I'd suggest using version 11.0.4, as it is the highest rated version on WineHQ.
Filehippo is generally reliable IMO. Here's a link to the download page.

Once you have the installer, right-click the icon, click *Open With*, and click "Wine Windows Program Loader".
This will launch the installer.  After the installer has finished, Wine will create an icon in the Dash, so you can just click the dash button (upper-left) and open it from there.

I also suggest reviewing that WineHQ link, as there may be solutions to any potential problems there.

----------


## Toz

_Moved to the Wine subforum._

There are also numerous other threads in this forum regarding iTunes and Wine. Good luck.

----------


## adithya2

Wine Version:1.3.28
Tried Downloading and Installing the Itunes version,but still not working.

----------


## jewisharific

You'll need to be more specific than that.  At what step are you failing?

----------


## adithya2

The installation step is complete and the GUI says that Itunes has successfully been installed.There is a new window that pops up saying that installation successful and Itunes will be launched if Finish button is pressed after the Installation process.After this,Wine program runs but Itunes does not open.

----------


## czgirb

Before shift to ubuntu, I'm a Windows user and used iTunes as my lossy's player ... and I love it.
But since I shift to Ubuntu, I never make iTunes works smoothly. if not *STUCK/HANG* in the beginning, it will *STUCK/HANG* in the middle.
So, I tried to learn the alternative players ... I've tried *Amarok, Banshee, Rhythmbox, MusicBox, GMusicbrowser* ... and I choose *DeaDBeeF*.

----------


## Baldrick_NZ

The truth is that iTunes and Linux don't play nice together. Sadly Apple haven't had the decency to expand thier market to include Linux users natively.

Having said that, I've tried extensively to get this mongrel working under Linux, and I have found there are some older versions where the player itself works. However, in all cases, if you're looking to download music - forget it! Even tried to contact Apple, who were more than helpful - until they realised I was using Ubuntu. 
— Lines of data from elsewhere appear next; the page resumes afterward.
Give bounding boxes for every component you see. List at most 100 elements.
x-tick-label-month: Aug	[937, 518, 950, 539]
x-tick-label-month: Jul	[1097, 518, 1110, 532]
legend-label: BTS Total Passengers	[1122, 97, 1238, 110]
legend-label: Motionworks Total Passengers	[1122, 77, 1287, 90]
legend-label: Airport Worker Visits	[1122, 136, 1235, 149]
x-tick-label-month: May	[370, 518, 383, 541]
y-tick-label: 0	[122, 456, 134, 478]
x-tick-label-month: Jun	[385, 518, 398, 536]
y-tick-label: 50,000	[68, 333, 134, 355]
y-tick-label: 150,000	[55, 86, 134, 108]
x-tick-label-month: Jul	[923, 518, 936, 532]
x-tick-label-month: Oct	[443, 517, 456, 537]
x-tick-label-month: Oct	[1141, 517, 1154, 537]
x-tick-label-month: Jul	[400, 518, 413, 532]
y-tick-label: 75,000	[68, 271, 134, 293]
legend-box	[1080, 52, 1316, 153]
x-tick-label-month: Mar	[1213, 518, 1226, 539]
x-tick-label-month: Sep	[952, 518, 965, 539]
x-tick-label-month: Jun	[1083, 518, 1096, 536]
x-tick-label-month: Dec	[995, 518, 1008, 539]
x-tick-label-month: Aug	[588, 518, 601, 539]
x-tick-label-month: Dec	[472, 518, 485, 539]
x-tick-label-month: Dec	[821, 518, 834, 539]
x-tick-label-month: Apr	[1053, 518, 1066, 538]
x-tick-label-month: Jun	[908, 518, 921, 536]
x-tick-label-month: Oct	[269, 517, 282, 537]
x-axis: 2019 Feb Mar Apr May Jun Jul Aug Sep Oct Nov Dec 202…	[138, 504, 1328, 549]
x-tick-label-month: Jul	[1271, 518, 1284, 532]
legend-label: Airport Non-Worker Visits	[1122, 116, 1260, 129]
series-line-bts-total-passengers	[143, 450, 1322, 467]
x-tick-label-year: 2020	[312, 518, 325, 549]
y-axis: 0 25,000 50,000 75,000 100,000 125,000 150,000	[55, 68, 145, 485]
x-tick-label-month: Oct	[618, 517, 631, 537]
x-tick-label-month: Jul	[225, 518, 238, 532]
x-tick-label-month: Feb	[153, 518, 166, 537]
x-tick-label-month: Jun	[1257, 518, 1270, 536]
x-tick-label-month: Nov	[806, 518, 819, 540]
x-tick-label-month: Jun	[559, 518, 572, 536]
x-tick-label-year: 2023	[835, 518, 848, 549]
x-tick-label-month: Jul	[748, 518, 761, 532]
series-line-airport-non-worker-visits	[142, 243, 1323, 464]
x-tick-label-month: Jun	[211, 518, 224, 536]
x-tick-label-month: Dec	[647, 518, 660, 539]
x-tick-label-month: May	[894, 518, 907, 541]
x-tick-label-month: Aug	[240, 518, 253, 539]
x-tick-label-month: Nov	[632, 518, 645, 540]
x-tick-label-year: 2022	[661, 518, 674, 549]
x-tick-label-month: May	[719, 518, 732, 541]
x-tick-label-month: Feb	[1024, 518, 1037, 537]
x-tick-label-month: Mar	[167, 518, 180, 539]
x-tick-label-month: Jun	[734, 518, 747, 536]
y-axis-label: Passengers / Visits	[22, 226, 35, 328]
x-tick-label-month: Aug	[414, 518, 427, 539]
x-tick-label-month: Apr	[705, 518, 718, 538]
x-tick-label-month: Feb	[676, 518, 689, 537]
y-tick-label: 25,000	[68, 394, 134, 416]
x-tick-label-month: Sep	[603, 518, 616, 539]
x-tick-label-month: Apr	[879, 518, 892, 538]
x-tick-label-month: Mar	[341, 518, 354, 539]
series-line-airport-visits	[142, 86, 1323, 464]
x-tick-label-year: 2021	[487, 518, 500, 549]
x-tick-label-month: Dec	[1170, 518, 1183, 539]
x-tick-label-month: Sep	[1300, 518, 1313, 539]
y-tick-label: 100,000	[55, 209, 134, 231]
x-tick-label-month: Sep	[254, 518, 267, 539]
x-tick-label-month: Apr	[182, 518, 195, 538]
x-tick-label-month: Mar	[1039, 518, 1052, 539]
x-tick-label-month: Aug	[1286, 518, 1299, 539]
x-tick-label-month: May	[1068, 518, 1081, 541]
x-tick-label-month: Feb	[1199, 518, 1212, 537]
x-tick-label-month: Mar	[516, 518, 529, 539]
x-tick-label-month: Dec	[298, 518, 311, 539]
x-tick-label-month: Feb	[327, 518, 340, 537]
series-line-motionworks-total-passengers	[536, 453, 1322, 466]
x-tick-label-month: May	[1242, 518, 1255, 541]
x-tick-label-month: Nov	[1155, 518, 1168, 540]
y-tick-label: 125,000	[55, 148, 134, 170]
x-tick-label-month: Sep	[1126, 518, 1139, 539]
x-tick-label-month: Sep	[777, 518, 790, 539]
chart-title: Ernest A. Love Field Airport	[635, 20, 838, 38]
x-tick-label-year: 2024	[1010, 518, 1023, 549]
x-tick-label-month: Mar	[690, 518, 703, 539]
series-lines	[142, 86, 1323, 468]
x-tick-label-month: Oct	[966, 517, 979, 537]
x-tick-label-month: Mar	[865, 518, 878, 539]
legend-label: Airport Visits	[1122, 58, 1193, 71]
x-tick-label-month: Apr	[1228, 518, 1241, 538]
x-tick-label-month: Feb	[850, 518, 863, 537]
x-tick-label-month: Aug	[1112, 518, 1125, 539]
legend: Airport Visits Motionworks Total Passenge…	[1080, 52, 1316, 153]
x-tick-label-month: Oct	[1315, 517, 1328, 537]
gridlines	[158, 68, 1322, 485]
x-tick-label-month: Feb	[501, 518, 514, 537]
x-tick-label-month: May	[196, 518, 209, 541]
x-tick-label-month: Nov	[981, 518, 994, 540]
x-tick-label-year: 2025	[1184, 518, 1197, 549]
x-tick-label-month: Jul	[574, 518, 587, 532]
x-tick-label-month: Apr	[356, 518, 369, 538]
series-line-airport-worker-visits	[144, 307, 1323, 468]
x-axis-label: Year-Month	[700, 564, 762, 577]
I have two solutions for the wouldbe iTunes fanatic...

1/ For a player: Forget iTunes altogether. Go for a Linux player that does the same thing that iTunes does. The best I've seen so far is Nightingale (http://getnightingale.com/). You can even download a skin which mimics iTunes.
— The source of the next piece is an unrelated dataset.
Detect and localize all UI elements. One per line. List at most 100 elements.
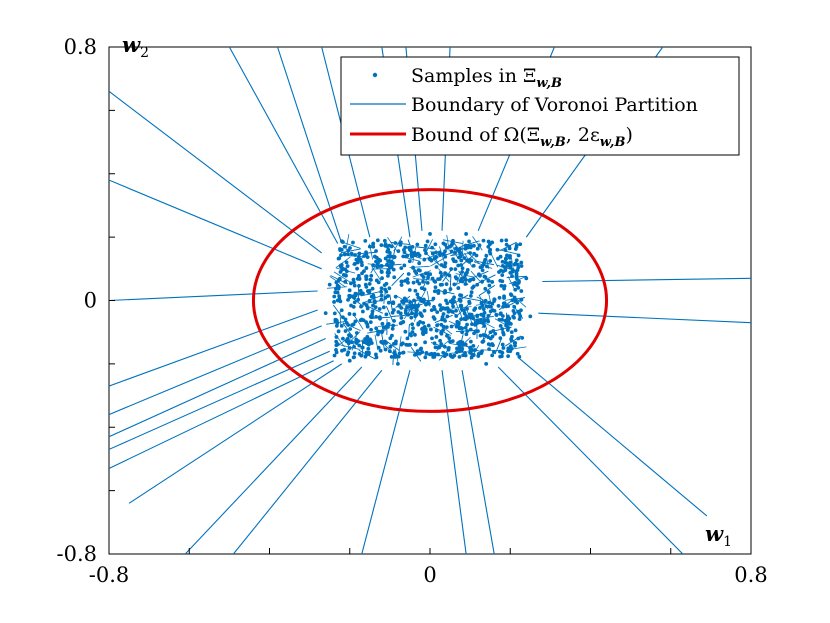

2/ For a music store: Definitely forget iTunes altogether. Google for a web-based music site, like 'Google Music', which is an advanced version of iTunes. Google music is available in many countries with more to come. There are others too.

Hope that helps.

----------


## Mark Phelps

adithya2: 

You should have been told right away that iTunes generally does not work well in Linux.  Any time you're using Wine, you need to first read the WineHQ web page on that app -- I've linked the page for iTunes:  http://appdb.winehq.org/objectManage...ation&iId=1347

You can see the ratings for recent versions are very poor -- some are Garbage.

----------


## protoss96

Try to download PlayOnLinux and i think there is an option to install iTunes but only 32-bit version and you need to have already downloaded setup.

----------


## LaJuan

Hi,

My dauhter LOVES Ubuntu BUT, she also LOVES iTunes!!!!!!!!!!!! SO, I have been reading around throught threads and the ONLY solution I have found that works well is using VM with Windows and installing iTunes on that!!!!!! I did as a test and it works!!!! So, her machine will use this setup.
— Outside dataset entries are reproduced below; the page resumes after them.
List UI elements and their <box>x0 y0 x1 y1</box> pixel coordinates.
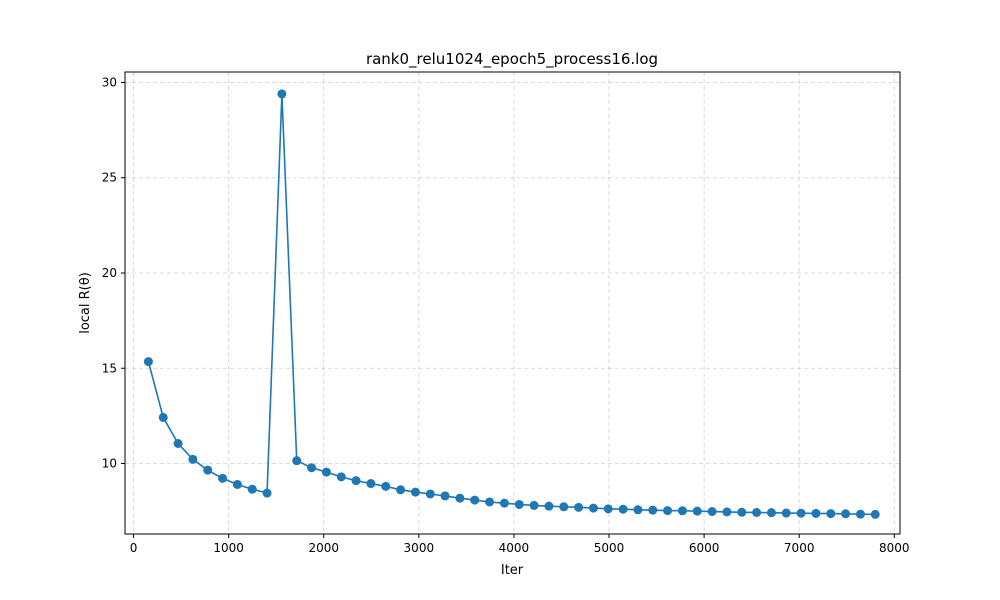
data-point <box>737 507 747 517</box>
data-point <box>232 479 242 489</box>
y-tick-label: 25 <box>102 171 117 185</box>
y-tick-label: 20 <box>102 266 117 280</box>
data-point <box>514 499 524 509</box>
data-point <box>336 472 346 482</box>
data-point <box>366 479 376 489</box>
series-line <box>143 89 880 519</box>
data-point <box>188 454 198 464</box>
y-axis-label: local R(θ) <box>78 272 93 334</box>
data-point <box>603 504 613 514</box>
data-point <box>707 507 717 517</box>
data-point <box>722 507 732 517</box>
data-point <box>203 465 213 475</box>
y-tick-label: 10 <box>102 457 117 471</box>
data-point <box>455 493 465 503</box>
data-point <box>781 508 791 518</box>
data-point <box>292 456 302 466</box>
data-point <box>544 501 554 511</box>
data-point <box>618 504 628 514</box>
data-point <box>663 506 673 516</box>
x-tick-label: 1000 <box>213 541 244 555</box>
data-point <box>425 489 435 499</box>
axes: 0 1000 2000 3000 4000 5000 6000 7000 8000 10 15 20 2… <box>102 71 910 555</box>
data-point <box>752 507 762 517</box>
data-point <box>633 505 643 515</box>
data-point <box>855 509 865 519</box>
data-point <box>143 357 153 367</box>
x-tick-label: 8000 <box>879 541 910 555</box>
data-point <box>826 509 836 519</box>
data-point <box>396 485 406 495</box>
grid <box>125 72 900 534</box>
data-point <box>470 495 480 505</box>
data-point <box>218 473 228 483</box>
plot-frame <box>124 71 901 535</box>
data-point <box>158 412 168 422</box>
data-point <box>692 506 702 516</box>
data-point <box>485 497 495 507</box>
data-point <box>307 463 317 473</box>
data-point <box>262 488 272 498</box>
data-point <box>574 502 584 512</box>
x-tick-label: 3000 <box>404 541 435 555</box>
data-point <box>277 89 287 99</box>
y-tick-label: 15 <box>102 361 117 375</box>
data-point <box>811 508 821 518</box>
x-tick-label: 2000 <box>308 541 339 555</box>
data-point <box>499 498 509 508</box>
x-tick-label: 6000 <box>689 541 720 555</box>
x-tick-label: 5000 <box>594 541 625 555</box>
data-point <box>648 505 658 515</box>
x-tick-label: 4000 <box>499 541 530 555</box>
x-axis-label: Iter <box>501 563 524 578</box>
series-line-path <box>147 93 876 516</box>
data-point <box>381 481 391 491</box>
data-point <box>766 508 776 518</box>
data-point <box>677 506 687 516</box>
chart-title: rank0_relu1024_epoch5_process16.log <box>366 50 658 69</box>
y-tick-label: 30 <box>102 75 117 89</box>
data-point <box>841 509 851 519</box>
data-point <box>410 487 420 497</box>
data-point <box>588 503 598 513</box>
data-point <box>796 508 806 518</box>
data-point <box>247 484 257 494</box>
data-point <box>321 467 331 477</box>
x-tick-label: 7000 <box>784 541 815 555</box>
x-tick-label: 0 <box>130 541 138 555</box>
data-point <box>351 476 361 486</box>
data-point <box>559 502 569 512</box>
data-point <box>529 500 539 510</box>
data-point <box>173 439 183 449</box>
data-point <box>870 509 880 519</box>
data-point <box>440 491 450 501</box>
Dell Precision 390, 8GB 2TB HDD, Ubuntu 14.04LST

----------


## Rob Sayer

> Try to download PlayOnLinux and i think there is an option to install iTunes but only 32-bit version and you need to have already downloaded setup.


PlayOnLinux is just a GUI front end for Wine.  Hence it _is_ Wine so I see no reason to expect it'll work any better.

BTW I agree with the post recommending running Windows in a VM if you really need iTunes.  As mentioned iTunes is poorly supported in Linux.

----------